By Javid Ramzani (Art Critic) / Shargh Newspaper / Wednesday, July 24, 2022 / Issue 4335
Perhaps violence brings about a tragic aspect of living, as we say, “Life is tragic from afar and comic up close.”
I went to see Roozbeh Namati Sharif's works at Soo Gallery on a summer afternoon. I must admit I was doubly curious about his works because I was familiar with his late father's art as well...
The theme of the exhibition was violence, and the title was "End of Immortality." Immortality is violence, from the earliest days of civilization, or more accurately, before civilization, violence has always existed in many forms as they still are; organized violence, psychological violence, violence for social engineering, violence to enforce laws, violence to sustain life, and so on.
Approximately 60 sculptures, paintings, and bas reliefs were on display on the three floors of the Soo Gallery. I felt good as a viewer with a full sense of discovery and having an experience for my eyes and my rational powers being fed with subtleties lying between form and color.
Sharif is a nostalgic artist who has tender emotions about his father; a father who worked for children and paid special attention to children. With a specialist's view, one sees that the path of the son is very different from the father, particularly in the paintings of his father, which have no connection with the colours and fantasies of the son’s sculptures.

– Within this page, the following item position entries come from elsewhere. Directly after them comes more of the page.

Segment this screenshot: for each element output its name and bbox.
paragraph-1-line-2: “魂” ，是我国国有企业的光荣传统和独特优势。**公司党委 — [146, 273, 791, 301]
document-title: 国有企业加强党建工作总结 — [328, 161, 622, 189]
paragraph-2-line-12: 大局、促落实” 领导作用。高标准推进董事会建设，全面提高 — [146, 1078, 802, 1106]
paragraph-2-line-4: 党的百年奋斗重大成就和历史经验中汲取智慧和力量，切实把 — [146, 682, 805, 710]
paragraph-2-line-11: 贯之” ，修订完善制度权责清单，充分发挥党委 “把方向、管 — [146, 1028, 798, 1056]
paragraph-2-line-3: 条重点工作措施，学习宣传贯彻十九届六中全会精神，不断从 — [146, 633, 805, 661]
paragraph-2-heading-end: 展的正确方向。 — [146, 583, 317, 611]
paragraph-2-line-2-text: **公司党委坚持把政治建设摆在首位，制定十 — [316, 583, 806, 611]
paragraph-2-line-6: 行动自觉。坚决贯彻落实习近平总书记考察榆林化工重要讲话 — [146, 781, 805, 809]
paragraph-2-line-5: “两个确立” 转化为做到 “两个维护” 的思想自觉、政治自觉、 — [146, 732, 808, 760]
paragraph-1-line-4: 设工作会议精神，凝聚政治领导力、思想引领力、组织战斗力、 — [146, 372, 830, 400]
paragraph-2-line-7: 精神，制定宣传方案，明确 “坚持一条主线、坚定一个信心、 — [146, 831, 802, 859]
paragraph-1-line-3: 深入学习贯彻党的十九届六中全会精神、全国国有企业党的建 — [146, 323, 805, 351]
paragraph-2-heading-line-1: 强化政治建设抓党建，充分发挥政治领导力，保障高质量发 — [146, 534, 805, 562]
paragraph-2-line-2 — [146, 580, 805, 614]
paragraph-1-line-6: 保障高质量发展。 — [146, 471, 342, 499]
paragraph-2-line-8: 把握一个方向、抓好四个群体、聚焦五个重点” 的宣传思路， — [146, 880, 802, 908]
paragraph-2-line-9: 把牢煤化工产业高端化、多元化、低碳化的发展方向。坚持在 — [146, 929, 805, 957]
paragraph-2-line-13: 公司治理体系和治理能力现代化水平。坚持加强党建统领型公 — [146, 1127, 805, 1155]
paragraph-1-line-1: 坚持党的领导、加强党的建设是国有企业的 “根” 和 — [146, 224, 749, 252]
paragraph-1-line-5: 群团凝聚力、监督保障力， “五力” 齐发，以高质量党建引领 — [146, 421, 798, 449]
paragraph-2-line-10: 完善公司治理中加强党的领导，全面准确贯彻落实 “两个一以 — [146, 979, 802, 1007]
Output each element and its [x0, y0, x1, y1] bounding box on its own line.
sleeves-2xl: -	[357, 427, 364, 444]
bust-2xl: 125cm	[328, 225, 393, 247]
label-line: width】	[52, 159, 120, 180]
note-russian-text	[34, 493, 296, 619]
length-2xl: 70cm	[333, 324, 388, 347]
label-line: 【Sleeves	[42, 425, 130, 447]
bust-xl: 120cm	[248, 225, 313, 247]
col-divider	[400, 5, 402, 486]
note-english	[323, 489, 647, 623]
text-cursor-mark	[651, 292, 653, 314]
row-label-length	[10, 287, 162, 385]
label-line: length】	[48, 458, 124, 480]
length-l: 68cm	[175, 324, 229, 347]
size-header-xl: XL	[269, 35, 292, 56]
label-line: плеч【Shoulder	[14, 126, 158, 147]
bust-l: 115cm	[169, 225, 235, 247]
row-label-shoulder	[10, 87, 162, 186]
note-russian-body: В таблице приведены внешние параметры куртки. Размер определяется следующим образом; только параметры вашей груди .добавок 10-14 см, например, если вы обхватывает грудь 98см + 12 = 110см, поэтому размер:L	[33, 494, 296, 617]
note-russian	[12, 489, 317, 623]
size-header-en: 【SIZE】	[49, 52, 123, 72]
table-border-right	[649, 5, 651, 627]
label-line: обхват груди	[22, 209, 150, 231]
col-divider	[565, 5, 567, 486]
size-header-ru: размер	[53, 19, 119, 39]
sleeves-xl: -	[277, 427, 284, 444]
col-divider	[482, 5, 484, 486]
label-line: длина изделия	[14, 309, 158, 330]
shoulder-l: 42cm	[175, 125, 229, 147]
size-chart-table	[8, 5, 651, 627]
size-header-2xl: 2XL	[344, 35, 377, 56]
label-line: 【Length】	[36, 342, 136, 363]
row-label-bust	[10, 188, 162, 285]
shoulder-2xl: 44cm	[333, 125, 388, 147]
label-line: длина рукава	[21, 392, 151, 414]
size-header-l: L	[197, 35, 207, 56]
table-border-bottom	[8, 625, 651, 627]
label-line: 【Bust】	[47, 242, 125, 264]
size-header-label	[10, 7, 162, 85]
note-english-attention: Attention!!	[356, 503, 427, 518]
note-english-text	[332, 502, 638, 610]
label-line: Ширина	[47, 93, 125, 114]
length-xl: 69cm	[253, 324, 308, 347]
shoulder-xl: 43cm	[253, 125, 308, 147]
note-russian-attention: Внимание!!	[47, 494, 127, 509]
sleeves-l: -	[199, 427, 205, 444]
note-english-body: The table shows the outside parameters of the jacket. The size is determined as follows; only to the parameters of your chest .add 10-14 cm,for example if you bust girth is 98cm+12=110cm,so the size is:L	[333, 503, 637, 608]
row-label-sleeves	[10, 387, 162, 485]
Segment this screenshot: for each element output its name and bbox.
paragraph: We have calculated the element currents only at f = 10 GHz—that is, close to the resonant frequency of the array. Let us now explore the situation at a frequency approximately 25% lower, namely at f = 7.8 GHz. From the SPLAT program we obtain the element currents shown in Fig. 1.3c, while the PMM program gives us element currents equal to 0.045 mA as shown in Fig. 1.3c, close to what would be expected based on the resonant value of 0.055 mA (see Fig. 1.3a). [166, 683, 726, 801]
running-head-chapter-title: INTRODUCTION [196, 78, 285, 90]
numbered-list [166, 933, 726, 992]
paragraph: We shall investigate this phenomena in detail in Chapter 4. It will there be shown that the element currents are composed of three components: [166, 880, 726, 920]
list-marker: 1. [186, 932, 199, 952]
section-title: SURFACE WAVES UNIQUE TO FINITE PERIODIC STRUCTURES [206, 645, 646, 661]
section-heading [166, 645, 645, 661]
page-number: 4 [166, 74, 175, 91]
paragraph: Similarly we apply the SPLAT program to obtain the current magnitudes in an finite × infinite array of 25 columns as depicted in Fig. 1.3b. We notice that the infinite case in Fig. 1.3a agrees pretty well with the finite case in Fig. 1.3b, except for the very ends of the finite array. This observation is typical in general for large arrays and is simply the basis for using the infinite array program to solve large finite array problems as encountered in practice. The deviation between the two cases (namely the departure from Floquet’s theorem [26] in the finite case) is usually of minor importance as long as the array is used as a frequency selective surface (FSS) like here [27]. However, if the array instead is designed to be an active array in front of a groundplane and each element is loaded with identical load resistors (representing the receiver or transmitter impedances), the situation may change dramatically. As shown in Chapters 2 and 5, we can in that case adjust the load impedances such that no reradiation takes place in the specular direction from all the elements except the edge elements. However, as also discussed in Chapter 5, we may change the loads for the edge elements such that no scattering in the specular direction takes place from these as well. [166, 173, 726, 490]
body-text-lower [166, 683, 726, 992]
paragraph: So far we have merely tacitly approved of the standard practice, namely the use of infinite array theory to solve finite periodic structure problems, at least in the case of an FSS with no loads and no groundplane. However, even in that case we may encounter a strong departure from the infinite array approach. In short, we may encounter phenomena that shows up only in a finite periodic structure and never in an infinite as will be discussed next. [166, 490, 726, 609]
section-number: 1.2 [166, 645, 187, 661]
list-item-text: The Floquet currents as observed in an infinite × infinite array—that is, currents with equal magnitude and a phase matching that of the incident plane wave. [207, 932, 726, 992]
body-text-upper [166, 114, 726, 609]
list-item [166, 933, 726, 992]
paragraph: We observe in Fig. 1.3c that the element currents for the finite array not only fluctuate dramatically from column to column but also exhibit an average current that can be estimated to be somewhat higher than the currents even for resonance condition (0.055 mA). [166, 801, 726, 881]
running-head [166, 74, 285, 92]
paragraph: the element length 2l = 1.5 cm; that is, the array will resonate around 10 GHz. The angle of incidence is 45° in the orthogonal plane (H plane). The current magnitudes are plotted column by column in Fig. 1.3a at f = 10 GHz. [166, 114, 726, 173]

The sculpture represents its understanding of the material employed by the artist, and this was not the only distinctive feature between father and son; it was also evident in the use of modern and different materials by the son. The son’s precise and somewhat academic work bring him closer to the realm of an artisan. The artistic and accurate treatment of Roozbeh's works is a testament to the power of using material in harmony with the expression of his works and in the aesthetics material-harmonious theme and aesthetics. The diversity and continuity of the artist’s narrative is commendable.
Using realistic colors and forms creates a powerful force out of tragedy for the viewer. Amidst these colors, the audience becomes familiar with its most painful sensations of an insecure, glittery and luxurious modern life and the terrors that perpetually enrage humans. To quote Christov, “A state of nausea has been managed and the threat of a new world like the sword of Damocles is recognizable, even in Disney cartoons in a world that even dares to take away our grumpiness and that also attempts to make us forget our role as losers with our smiling selfies taken while being tourists.”
We have forcibly become complacent. We eat fancy breakfasts and live in fancy places as the earth is being destroyed by us... and we report all our excesses on Instagram. We live on the stage of life and are only responsible to our audience, all without being seen in our own showcase. We are losers.
The order of the exhibition, a globally steering project, initially brings goods to the showcase. Nowadays, the producer of goods must be inside the showcase so that for every moment we are, in a way, computer technicians even while sleeping. These feelings will be the result of our encounter with Sharif's exhibition... From obese prosperity to humiliating fear...
Portraits with closed eyes and a world of dreams of waves, speared purple whales, bleeding unicorns and so on. Difficulty describing these sculptures in the framework of mere words shows the greatness of the subject matter. But the audience, in its first impact, becomes engulfed in fluorescent colors and capsizes the pleasure from these colors into a painful bitter cold.
Roozbeh Namati Sharif has studied industrial design and art research at the graduate level. He has turned to sculpture in the absence of his father while remaining a student of his father, as sons tend to develop the legacy of fathers in Iranian art traditions. Roozbeh has a special and profound worldview that will indeed mark the beginning of a serious era in contemporary sculpture.